Common Core Standards –
- First just enjoy the book with students! Read it aloud providing time for students to look closely at the illustrations and just wonder or be in awe of this amazing creature, the microbe.
- Then–reread and think about the author’s main topic/idea–what is the author trying to tell us that’s important? There are tiny organisms everywhere. Some are bad, but most are good and have important roles in nature. Engage in shared writing of a main idea and then ask students to elaborate with illustrations and additional details. (RI 1.2, 2.2, 3.2)

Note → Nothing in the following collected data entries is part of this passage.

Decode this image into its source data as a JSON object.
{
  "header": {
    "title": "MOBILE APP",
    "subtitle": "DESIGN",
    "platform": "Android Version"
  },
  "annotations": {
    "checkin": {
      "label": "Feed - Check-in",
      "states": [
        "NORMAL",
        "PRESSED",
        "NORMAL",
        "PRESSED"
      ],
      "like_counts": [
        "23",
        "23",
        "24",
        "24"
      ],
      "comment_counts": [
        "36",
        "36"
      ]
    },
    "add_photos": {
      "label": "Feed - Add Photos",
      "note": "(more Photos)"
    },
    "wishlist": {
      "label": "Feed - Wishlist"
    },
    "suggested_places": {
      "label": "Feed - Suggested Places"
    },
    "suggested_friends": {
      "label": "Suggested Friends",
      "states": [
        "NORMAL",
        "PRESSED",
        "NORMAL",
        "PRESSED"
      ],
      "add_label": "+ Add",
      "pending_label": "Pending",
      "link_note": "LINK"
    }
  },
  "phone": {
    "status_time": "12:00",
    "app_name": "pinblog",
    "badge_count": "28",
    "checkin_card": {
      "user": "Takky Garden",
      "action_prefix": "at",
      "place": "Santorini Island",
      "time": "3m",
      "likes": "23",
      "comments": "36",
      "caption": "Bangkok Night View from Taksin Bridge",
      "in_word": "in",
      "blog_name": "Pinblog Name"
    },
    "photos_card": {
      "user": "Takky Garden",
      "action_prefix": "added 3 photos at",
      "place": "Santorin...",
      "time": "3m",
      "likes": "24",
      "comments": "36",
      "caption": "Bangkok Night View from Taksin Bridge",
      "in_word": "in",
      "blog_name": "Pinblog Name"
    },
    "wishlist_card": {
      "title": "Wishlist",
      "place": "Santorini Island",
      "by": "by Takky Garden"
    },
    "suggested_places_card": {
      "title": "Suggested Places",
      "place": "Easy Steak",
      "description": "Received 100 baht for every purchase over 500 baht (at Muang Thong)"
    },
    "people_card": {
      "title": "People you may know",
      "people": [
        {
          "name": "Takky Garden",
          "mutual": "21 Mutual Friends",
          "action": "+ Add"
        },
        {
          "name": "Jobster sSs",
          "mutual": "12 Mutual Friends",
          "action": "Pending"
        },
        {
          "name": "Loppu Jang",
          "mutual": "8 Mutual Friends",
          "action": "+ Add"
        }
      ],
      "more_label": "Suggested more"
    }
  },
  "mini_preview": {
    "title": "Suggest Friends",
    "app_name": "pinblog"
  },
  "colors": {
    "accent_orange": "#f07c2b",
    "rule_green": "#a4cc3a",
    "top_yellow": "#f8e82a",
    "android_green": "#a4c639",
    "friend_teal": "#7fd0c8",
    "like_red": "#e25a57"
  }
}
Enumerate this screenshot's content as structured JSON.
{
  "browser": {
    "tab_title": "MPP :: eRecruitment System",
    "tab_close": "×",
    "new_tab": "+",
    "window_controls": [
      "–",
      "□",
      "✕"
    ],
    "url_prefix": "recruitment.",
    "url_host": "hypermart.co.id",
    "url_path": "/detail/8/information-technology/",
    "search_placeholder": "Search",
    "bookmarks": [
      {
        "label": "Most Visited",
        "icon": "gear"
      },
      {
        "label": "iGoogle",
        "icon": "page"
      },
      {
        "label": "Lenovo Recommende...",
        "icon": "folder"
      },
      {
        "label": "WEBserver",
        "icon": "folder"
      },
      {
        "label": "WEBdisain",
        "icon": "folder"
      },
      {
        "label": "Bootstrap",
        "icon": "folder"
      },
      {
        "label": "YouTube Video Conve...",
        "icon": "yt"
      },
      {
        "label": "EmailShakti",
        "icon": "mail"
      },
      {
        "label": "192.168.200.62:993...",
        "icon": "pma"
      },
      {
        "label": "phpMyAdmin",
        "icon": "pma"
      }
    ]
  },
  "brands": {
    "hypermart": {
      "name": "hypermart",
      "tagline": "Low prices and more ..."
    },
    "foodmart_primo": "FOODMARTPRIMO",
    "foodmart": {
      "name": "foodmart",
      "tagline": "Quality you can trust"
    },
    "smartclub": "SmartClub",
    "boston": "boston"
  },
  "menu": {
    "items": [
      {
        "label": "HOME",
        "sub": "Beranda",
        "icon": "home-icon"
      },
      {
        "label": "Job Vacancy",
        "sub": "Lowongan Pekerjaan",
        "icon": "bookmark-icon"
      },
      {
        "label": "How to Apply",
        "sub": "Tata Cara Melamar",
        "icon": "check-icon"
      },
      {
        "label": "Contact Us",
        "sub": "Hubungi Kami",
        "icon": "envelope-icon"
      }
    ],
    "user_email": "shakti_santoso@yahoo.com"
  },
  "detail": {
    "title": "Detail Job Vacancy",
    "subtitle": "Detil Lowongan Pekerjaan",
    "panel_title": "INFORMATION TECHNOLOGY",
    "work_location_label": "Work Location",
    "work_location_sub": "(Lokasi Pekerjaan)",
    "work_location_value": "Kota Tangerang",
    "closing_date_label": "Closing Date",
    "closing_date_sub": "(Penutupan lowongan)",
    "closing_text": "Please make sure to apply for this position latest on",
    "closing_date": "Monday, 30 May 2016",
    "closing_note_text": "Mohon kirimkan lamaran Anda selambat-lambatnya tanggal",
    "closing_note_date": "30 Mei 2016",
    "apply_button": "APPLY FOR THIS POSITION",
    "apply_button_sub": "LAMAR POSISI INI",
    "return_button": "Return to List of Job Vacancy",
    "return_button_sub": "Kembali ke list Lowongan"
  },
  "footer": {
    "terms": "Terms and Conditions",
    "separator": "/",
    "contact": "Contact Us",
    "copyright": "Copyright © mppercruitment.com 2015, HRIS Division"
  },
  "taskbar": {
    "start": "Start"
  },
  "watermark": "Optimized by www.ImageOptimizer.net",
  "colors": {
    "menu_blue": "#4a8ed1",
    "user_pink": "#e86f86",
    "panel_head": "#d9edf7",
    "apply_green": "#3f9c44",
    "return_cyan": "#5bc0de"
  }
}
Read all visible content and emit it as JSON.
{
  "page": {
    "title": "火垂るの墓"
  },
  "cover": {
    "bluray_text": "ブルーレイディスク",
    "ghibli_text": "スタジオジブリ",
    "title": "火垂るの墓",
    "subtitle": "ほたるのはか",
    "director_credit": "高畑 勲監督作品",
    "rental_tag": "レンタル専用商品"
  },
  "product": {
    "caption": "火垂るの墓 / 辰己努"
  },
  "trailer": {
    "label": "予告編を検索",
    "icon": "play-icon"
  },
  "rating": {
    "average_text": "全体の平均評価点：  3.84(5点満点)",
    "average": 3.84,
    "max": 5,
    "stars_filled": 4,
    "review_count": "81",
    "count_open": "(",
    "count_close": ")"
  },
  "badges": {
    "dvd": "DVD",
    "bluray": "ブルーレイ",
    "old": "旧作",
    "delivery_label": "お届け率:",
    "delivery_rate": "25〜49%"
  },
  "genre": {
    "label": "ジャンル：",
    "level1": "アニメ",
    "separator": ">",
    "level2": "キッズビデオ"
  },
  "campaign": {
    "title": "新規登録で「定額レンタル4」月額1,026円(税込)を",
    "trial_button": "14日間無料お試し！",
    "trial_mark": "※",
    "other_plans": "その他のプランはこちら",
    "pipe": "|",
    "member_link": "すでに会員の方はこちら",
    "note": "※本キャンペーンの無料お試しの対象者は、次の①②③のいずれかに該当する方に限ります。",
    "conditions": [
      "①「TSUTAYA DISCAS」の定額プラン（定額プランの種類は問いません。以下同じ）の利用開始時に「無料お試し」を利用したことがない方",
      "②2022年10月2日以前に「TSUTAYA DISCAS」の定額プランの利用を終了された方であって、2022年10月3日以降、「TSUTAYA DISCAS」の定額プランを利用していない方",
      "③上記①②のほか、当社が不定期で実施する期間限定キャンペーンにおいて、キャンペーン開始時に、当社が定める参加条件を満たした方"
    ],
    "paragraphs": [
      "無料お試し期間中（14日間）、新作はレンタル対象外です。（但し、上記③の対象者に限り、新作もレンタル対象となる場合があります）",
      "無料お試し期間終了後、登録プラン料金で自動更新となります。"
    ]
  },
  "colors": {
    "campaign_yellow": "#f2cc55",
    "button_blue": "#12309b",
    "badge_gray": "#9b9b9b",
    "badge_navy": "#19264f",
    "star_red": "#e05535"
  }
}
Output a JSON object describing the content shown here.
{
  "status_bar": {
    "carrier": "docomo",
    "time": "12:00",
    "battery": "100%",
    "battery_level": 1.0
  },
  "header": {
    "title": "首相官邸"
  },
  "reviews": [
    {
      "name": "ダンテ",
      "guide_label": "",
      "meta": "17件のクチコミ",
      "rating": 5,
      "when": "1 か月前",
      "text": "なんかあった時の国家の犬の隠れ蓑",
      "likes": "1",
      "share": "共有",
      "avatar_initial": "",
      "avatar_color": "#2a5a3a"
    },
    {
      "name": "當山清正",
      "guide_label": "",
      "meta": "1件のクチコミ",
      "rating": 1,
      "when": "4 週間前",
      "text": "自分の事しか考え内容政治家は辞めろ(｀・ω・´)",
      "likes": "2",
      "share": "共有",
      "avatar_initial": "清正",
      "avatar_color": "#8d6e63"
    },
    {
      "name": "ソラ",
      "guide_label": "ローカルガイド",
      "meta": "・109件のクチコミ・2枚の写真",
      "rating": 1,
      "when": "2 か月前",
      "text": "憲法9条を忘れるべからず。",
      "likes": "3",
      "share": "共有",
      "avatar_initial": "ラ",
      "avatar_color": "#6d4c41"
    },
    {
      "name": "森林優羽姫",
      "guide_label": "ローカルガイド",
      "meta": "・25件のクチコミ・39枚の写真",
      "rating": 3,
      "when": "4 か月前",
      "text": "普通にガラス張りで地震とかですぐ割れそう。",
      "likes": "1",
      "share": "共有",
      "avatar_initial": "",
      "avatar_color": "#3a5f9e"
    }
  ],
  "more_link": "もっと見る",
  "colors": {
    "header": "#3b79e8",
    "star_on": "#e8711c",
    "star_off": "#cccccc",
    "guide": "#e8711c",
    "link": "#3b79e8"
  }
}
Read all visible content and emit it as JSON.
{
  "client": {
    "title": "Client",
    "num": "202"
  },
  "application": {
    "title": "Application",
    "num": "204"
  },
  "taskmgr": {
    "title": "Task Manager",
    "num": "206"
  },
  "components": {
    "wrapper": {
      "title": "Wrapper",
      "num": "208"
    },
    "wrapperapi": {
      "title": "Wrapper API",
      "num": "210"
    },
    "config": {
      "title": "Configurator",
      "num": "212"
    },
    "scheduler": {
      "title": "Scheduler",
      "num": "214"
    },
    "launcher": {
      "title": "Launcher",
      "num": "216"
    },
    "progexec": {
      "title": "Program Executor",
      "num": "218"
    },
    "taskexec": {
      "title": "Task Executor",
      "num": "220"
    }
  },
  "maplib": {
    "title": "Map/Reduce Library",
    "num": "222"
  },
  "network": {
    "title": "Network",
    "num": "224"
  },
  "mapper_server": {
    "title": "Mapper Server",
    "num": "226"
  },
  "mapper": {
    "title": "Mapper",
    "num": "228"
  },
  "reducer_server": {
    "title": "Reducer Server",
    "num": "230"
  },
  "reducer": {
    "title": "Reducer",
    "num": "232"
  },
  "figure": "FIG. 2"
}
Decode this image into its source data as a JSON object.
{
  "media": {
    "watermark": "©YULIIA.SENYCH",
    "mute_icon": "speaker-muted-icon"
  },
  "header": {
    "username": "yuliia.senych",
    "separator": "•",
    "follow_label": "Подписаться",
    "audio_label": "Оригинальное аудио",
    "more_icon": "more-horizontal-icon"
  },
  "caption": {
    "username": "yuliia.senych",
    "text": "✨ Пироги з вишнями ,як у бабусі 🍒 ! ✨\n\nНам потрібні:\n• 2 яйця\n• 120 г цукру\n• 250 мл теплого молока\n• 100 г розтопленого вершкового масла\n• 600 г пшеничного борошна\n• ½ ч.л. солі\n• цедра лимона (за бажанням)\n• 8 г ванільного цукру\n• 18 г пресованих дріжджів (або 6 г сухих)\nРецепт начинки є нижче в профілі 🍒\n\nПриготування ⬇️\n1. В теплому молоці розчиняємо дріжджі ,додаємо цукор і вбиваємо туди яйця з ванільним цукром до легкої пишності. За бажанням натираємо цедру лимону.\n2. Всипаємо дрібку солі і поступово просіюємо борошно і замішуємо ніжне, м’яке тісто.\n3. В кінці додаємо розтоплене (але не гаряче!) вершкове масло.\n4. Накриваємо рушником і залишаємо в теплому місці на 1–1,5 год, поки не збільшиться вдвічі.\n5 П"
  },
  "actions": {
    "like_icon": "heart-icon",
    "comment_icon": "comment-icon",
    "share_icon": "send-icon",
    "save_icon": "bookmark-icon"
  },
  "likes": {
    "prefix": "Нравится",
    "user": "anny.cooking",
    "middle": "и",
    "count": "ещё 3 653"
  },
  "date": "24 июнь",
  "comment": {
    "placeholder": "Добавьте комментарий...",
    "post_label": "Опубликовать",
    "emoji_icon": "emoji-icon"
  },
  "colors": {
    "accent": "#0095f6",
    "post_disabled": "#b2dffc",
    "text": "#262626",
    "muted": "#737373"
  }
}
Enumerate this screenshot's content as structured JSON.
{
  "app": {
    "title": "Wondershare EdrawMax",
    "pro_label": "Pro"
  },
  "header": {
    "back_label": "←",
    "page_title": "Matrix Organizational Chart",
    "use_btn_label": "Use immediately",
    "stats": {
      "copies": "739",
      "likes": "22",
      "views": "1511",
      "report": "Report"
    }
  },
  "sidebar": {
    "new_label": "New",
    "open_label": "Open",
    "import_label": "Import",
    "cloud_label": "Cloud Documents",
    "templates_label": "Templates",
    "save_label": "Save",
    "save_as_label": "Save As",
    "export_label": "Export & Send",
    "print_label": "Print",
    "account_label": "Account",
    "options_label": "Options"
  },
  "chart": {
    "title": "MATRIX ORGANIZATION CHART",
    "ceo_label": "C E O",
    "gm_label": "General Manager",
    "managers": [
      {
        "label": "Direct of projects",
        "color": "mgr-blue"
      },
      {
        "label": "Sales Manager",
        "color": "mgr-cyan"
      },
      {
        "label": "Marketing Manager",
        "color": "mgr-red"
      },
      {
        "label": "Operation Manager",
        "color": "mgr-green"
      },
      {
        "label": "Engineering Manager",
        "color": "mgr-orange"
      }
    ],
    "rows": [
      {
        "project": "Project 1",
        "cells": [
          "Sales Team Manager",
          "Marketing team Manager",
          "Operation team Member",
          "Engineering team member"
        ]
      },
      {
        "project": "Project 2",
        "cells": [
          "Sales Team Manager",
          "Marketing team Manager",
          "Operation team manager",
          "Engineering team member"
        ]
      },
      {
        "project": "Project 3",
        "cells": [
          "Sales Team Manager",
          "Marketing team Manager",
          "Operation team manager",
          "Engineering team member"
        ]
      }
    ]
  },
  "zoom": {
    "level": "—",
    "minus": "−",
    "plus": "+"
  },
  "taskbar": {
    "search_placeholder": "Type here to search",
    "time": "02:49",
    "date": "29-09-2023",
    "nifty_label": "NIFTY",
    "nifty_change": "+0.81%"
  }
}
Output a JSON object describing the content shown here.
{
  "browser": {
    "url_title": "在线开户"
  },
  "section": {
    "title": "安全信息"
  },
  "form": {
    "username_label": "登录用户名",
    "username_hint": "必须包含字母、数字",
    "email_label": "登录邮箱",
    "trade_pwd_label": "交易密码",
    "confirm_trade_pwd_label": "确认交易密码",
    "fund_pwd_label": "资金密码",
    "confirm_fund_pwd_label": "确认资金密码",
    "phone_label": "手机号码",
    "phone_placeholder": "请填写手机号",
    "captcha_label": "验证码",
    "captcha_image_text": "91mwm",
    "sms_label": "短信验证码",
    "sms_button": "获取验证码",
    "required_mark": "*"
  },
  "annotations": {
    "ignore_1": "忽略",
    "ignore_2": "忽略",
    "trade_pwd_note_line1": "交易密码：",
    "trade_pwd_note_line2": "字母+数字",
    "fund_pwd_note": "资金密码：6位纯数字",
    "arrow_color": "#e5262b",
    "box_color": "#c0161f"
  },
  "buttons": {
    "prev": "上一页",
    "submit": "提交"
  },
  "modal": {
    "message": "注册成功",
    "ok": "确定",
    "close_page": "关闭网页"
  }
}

- Take time to look closely at one of the amazing illustrations – what does Emily Sutton do in one of these illustrations to contribute to and clarify the text? How do both the text and illustration convey a key idea? (RI 1.6, 1.7, 2.5, 2.7, 3.5) Copy one of the illustrations (once, for school-use only) and ask students to write their thoughts on a sticky note and then post the illustration and the sticky notes for all to view. You might do this for several pages or several books and make a display over time. You could also turn this into a reading response center.
- Use this book as a mentor for writing – pull excerpts that describe, or excerpts with comparisons, engage in shared writing to “try out” what Davies does, and then coach students to try this in their own writing – on whatever topic they are studying.
This book is a gem. I didn’t want it to end.